Le temps d'un été, Blaise Hofmann s'est mis dans la peau du moutonnier. Quatre mois durant sur un alpage vaudois à veiller sur mille têtes qui n'en font qu'à leur tête, sur un troupeau de bêtes farouches toujours promptes à aller ailleurs que là où l'on voudrait. "Parmi les animaux domestiques, le mouton est, contrairement à la fable, l'un des moins dociles", observe-t-il d'emblée. Après avoir bourlingué durant près de deux ans à travers le monde, voyage qui a donné lieu un très beau livre (Billet aller simple, réédité tout dernièrement aux Editions de l'Aire) dans la veine de ceux de Nicolas Bouvier, le jeune lettreux vaudois voulait retrouver ses racines, se sédentariser, mais pas trop, tout en flirtant avec les cimes. Pour cela, il choisit l'alpage, l'estivage. C'est l'occasion pour lui de faire l'épreuve de la solitude du berger livré aux caprices de la météo: pluies interminables, soleil de plomb, brouillards tenaces, neige en plein mois d'août… L'occasion aussi d'apprendre un métier qui, croit-il, est "propice à la rêverie" tout autant qu'à l'écriture.
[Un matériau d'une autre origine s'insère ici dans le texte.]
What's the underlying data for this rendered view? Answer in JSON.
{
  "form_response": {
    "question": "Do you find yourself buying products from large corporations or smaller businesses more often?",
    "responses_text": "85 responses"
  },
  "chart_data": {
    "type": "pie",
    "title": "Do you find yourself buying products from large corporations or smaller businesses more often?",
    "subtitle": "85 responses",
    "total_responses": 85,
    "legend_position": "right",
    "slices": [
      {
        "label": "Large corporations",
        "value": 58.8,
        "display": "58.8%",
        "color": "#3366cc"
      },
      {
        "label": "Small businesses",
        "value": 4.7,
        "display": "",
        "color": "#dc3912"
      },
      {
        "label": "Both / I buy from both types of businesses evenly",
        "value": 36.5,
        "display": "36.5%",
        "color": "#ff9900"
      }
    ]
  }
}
Estive est justement la chronique de son estivage en 2005 entre la vallée de l'Hongrin et les sommets qui dominent Leysin (VD). Blaise Hofmann ne fait pas dans le folklore fleur bleue, dans l'angélisme rousseauiste prônant le retour à la nature. Son récit, souvent cocasse, poétique aussi et sous-tendu par une écriture aussi vivante qu'imagée, a quelque chose d'âpre et de terreux. A l'image du monde dont il se fait le reflet. "C'est le lieu des plus intimes contradictions où tous les décors se déguisent instantanément, où l'été alterne soudain avec l'hiver, le paradis avec l'enfer, le confort avec l'effort, l'harmonie avec le chaos, la force avec la fragilité", souligne-t-il en parlant de la montagne, qu'il apprend à connaître, qu'il apprivoise. Ceux qui peuplent cet univers séduisent autant par leur parler sans détour que par leur rusticité, leur authenticité. Quand il ne s'emploie pas à rabattre ses moutons, à les tondre ou à assister une brebis n'arrivant pas à mettre bas, Blaise Hofmann observe, s'interroge, philosophe. "Faut-il connaître le nom des étoiles et des montagnes pour les aimer", demande-t-il tout en sirotant une goldamine. Rien de mieux pour se mettre en train dès le matin! Dans sa case crasseuse et sans confort, il tue le temps en lisant: Baudelaire, Dostoïevski, Jaccottet, Kundera ou le Nouveau Testament, déniché là. Il noircit son carnet d'une écriture tantôt lyrique, épique ou mélancolique, joyeuse ou désabusée. Il cherche à faire sa place dans un monde qui n'est pas le sien et où l'étranger est toujours suspect, regardé avec défiance. Il y parvient, renonçant à ses préoccupations de citadin, mais pas à son goût de la poésie et de l'érudition. On le suit dans son aventure comme si l'on y était. C'est bien ce qui fait la force et la réussite de ce livre qui, loin de l'anecdotique, touche souvent à des choses essentielles.